If you look past the atrial fibrillation trials of the novel oral anticoagulants, Naccarelli said, you will see that these drugs have been used in millions of people around the world, so they are not so new anymore, and they are being used also for deep vein thrombosis and pulmonary embolism. The regulatory scrutiny of these agents was brutal, he said, “which means that if you use all these drugs the way the package insert says, which is the way it was done in the trials, you could expect those same kind of results.”

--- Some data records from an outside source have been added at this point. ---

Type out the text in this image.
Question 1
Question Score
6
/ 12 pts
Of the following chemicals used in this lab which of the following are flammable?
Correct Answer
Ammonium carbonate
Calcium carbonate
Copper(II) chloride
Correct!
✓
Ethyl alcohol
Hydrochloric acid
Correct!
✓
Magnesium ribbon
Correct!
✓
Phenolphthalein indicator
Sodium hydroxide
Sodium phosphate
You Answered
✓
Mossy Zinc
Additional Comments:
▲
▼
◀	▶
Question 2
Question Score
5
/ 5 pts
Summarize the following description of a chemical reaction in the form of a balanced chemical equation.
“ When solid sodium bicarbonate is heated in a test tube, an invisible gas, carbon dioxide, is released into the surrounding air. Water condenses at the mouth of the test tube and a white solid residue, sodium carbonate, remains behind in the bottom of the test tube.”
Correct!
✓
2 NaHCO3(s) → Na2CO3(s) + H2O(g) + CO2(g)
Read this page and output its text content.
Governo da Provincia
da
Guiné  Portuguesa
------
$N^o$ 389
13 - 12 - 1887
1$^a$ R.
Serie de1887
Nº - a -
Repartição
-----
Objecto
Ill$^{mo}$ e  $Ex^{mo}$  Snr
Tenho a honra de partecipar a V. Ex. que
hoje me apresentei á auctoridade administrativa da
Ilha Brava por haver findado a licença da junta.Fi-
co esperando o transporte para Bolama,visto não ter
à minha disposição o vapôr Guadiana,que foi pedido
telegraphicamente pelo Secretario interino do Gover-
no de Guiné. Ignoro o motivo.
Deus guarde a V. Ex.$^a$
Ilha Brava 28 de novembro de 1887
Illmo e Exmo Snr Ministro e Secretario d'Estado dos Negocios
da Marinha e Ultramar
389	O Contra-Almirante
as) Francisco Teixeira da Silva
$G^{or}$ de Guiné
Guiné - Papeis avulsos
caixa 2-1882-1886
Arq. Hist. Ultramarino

Furthermore, for those physicians who discredit the package insert because the clinical trials were run at sites with huge staffs to monitor the subjects constantly, there are even post-marketing data that support the clinical trials, showing that, in real-world practice, the data mimic that seen in the registration trials, said Naccarelli. Even more interesting, he added, was that bleeding and strokes with warfarin were about twice as common in the post-marketing trials than in the randomized, controlled trials because warfarin is not used as well in practice as it was in the trials.